A scientific study of intermittent fasting in rats conducted in 1943 found that fasting rats one day out of two, three or four days prolonged the life span of rats (by 15-20% in the case of one day out of three), compared to rats that were allowed to eat whenever they wish. None of the intermittent fasting in the study had detrimental effects on growth.
In one study, intermittent fasting has been shown to extend lifespan and increase resistance to age-related diseases in rodents and monkeys, and improve the health of overweight humans. The study suggests that intermittent fasting may have benefits that are similar to the effects of caloric restriction (CR). Specifically, it has been proposed that intermittent fasting improves the cardiovascular and neurological systems.
One study on mice suggests that benefits from intermittent fasting seems to be unrelated to an overall reduction in caloric intake. Another study on rats dealt with the benefits of dietary restriction, including intermittent fasting.

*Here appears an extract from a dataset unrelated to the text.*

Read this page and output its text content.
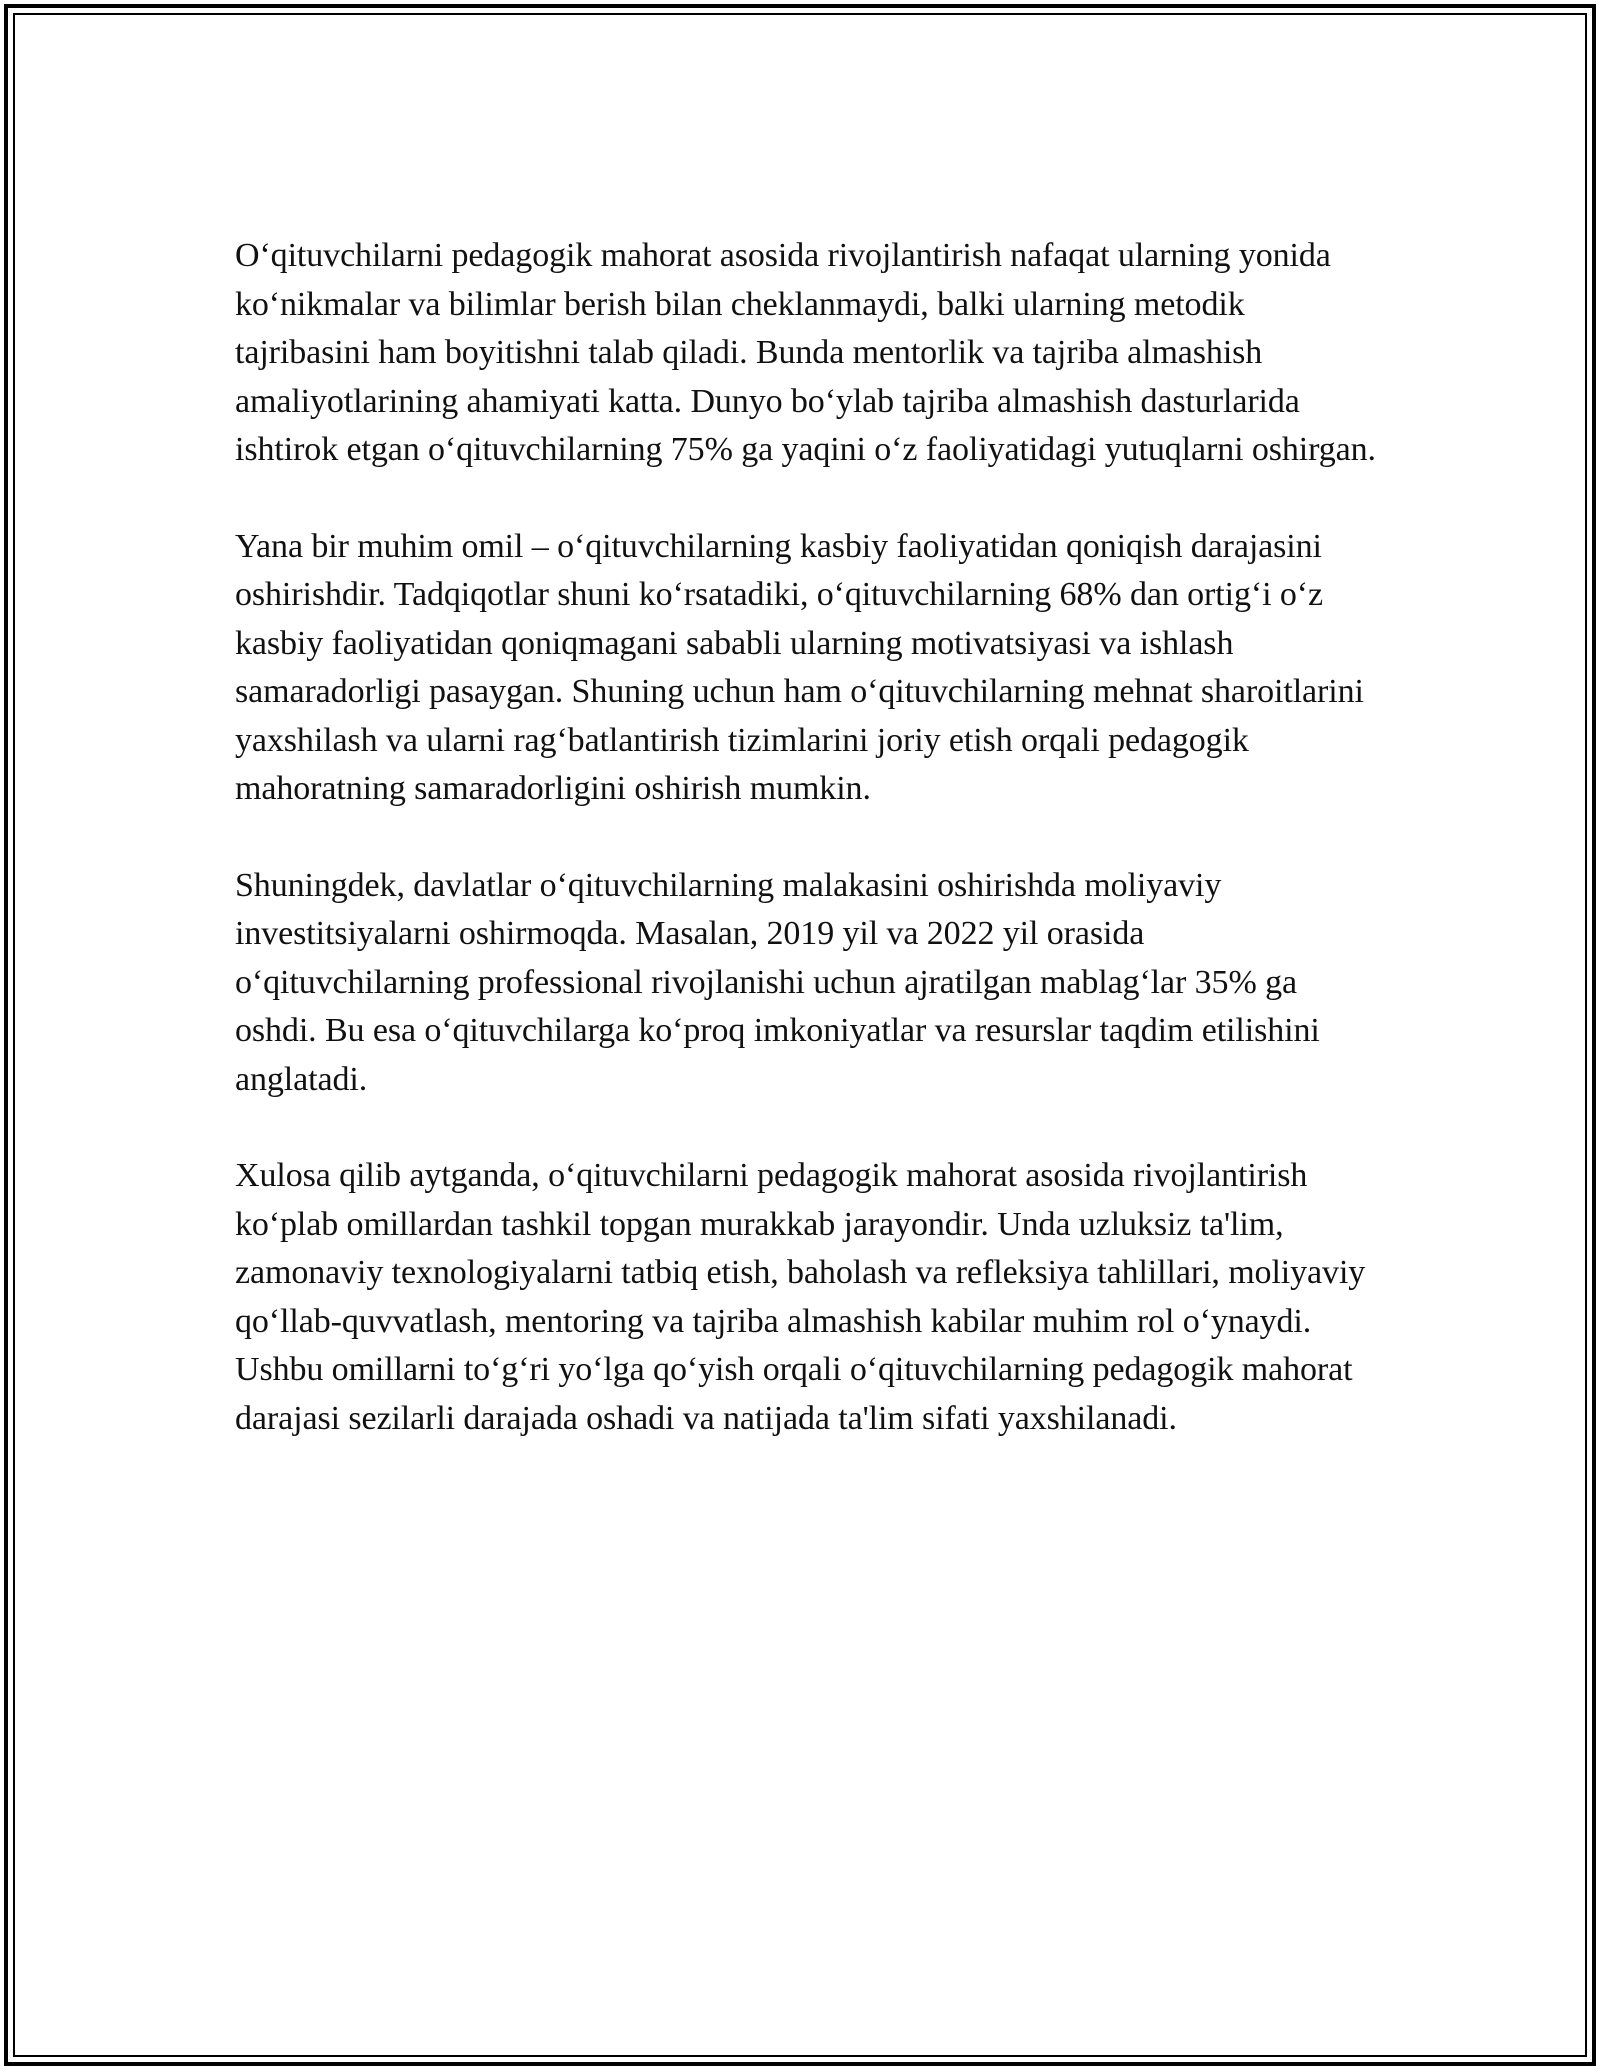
O‘qituvchilarni pedagogik mahorat asosida rivojlantirish nafaqat ularning yonida ko‘nikmalar va bilimlar berish bilan cheklanmaydi, balki ularning metodik tajribasini ham boyitishni talab qiladi. Bunda mentorlik va tajriba almashish amaliyotlarining ahamiyati katta. Dunyo bo‘ylab tajriba almashish dasturlarida ishtirok etgan o‘qituvchilarning 75% ga yaqini o‘z faoliyatidagi yutuqlarni oshirgan.

Yana bir muhim omil – o‘qituvchilarning kasbiy faoliyatidan qoniqish darajasini oshirishdir. Tadqiqotlar shuni ko‘rsatadiki, o‘qituvchilarning 68% dan ortig‘i o‘z kasbiy faoliyatidan qoniqmagani sababli ularning motivatsiyasi va ishlash samaradorligi pasaygan. Shuning uchun ham o‘qituvchilarning mehnat sharoitlarini yaxshilash va ularni rag‘batlantirish tizimlarini joriy etish orqali pedagogik mahoratning samaradorligini oshirish mumkin.

Shuningdek, davlatlar o‘qituvchilarning malakasini oshirishda moliyaviy investitsiyalarni oshirmoqda. Masalan, 2019 yil va 2022 yil orasida o‘qituvchilarning professional rivojlanishi uchun ajratilgan mablag‘lar 35% ga oshdi. Bu esa o‘qituvchilarga ko‘proq imkoniyatlar va resurslar taqdim etilishini anglatadi.

Xulosa qilib aytganda, o‘qituvchilarni pedagogik mahorat asosida rivojlantirish ko‘plab omillardan tashkil topgan murakkab jarayondir. Unda uzluksiz ta'lim, zamonaviy texnologiyalarni tatbiq etish, baholash va refleksiya tahlillari, moliyaviy qo‘llab-quvvatlash, mentoring va tajriba almashish kabilar muhim rol o‘ynaydi. Ushbu omillarni to‘g‘ri yo‘lga qo‘yish orqali o‘qituvchilarning pedagogik mahorat darajasi sezilarli darajada oshadi va natijada ta'lim sifati yaxshilanadi.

A 2007 review of alternate day fasting said, "the findings in animals suggest that ADF may effectively modulate several risk factors, thereby preventing chronic disease, and that ADF may modulate disease risk to an extent similar to that of CR. More research is required to establish definitively the consequences of ADF."
A study on hypercholesterolaemic mice showed that food restriction by intermittent fasting induces diabetes and obesity and aggravates spontaneous atherosclerosis development. Non-hypercholesterolaemic (normal, wild) control mice lost fat and lowered cholesterol as expected.
Studies on humans suggest possible benefits:
- Intermittent fasting may function as a form of nutritional hormesis.
- Alternate-day fasting may encourage fat oxidation.
- Alternate-day fasting may reduce body weight, LDL, and triglyceride levels to the same degree regardless of maintenance of low fat or high fat diet on the feeding day.
- Fasting episodes trigger the process of autophagy  which breaks down and recycles dysfunctional proteins and organelles, and perhaps also the process of apoptosis which does the same with cells. After the fast, these dysfunctional components are rebuilt in a better form, thus rejuvenating the organism.